Говорят, Суриков сделал сотни эскизов к этой своей работе.
И каждый раз, подловив новый типаж для массовки, он прикреплял этюд кнопочками к главному полотну, чтобы посмотреть: впишется ли он в общую композицию, заживёт ли своей жизнью на картине. И, как правило, это были замечательные лица, фактурные и характерные, они создавали настроение и общую атмосферу, вот только фигура главной героини терялась на их эмоциональном фоне.
Почти уже полностью отчаявшись, Василий Иванович неожиданно столкнулся на Рогожском кладбище с настоящей старообрядкой.
Величественная, иссушенная тётка напомнила художнику чёрную ворону, бьющую крылом по белому снегу, — образ когда–то вдохновивший его на "Боярыню Морозову".

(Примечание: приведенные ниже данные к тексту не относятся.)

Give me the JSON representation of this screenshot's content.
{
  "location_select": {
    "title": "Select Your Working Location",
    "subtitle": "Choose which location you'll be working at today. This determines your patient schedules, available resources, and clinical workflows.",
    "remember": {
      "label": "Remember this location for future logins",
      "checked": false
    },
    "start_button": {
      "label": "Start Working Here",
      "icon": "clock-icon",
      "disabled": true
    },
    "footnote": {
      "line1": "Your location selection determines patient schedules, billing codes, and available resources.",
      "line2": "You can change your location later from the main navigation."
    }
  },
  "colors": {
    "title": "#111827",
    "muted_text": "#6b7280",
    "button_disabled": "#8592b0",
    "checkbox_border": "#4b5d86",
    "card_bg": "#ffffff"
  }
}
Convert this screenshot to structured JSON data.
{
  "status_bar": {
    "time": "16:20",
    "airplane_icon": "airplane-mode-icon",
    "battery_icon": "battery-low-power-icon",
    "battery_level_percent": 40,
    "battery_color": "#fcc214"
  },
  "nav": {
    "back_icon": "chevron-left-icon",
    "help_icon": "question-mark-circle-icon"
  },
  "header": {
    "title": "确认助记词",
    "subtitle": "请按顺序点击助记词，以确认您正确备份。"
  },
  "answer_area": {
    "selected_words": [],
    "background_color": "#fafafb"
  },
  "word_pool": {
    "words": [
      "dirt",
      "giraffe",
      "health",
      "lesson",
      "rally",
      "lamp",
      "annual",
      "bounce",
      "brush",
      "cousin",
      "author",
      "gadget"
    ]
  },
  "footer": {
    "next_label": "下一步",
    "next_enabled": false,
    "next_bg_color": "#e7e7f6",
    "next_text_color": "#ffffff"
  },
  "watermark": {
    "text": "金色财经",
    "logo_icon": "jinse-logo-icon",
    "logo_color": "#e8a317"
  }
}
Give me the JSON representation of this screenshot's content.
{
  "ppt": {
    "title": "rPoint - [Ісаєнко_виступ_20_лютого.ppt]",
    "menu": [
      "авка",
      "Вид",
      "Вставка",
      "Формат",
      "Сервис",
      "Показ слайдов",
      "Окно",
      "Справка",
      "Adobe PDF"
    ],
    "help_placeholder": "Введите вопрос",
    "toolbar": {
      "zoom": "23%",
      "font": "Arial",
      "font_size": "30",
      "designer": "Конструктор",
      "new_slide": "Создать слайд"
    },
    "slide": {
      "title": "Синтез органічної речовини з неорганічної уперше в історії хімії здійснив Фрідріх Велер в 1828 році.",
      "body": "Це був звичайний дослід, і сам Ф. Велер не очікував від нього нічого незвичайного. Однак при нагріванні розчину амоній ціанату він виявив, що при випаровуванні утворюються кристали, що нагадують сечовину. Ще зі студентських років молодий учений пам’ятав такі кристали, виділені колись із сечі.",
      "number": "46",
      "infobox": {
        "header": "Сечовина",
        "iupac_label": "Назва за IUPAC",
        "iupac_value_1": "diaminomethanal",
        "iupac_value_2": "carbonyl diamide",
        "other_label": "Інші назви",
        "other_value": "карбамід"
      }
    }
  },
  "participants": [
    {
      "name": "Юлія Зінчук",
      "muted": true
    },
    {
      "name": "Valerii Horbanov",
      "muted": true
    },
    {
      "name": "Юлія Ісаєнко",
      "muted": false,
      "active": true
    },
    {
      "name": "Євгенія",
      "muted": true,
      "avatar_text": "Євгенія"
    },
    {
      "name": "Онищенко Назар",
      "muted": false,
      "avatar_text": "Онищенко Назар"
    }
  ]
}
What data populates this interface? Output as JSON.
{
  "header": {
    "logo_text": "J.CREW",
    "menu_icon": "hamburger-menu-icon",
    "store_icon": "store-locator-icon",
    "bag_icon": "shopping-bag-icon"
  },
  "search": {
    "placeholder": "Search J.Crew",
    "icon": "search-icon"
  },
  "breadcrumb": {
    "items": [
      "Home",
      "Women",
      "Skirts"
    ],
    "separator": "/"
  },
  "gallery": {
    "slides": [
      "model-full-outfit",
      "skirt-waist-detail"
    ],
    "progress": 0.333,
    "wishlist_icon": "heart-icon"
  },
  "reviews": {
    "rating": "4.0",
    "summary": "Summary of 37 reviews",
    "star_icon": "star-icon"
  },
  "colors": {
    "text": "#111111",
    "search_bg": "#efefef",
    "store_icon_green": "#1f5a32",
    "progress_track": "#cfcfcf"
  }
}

Два часа автор рисовал свою новую модель, потом помчался в мастерскую, приложил портрет к толпе, и, о чудо, мрачная фигура в цепях победила всех. С тех пор многие видят в ней лишь догму, религиозный фанатизм, гимн исступлённой вере, но это неправильно.
В духе своего времени Василий Иванович писал подвиг человека, идущего на смерть ради идеи, невольно проводя параллель с тогдашними властителями дум — народниками и народовольцами.
У истоков революционного террора
За 20 лет до дебюта картины, весной 1866, активный член подпольной группы "Ад" выстрелил в мирно гулявшего Александра II. Убить батюшку–царя сразу не получилось, но сезон большой охоты был открыт. Спустя 15 лет и 6 неудачных покушений, народовольцы всё–таки достали монарха, взорвав сначала карету, а потом и его самого, вышедшего помочь раненному офицеру.
На тот момент это было очень круто, революционная общественность рукоплескала бомбистам, и на авансцене Российской империи появился новый, неведомый ранее феномен, легко оперирующий своими и чужими жизнями.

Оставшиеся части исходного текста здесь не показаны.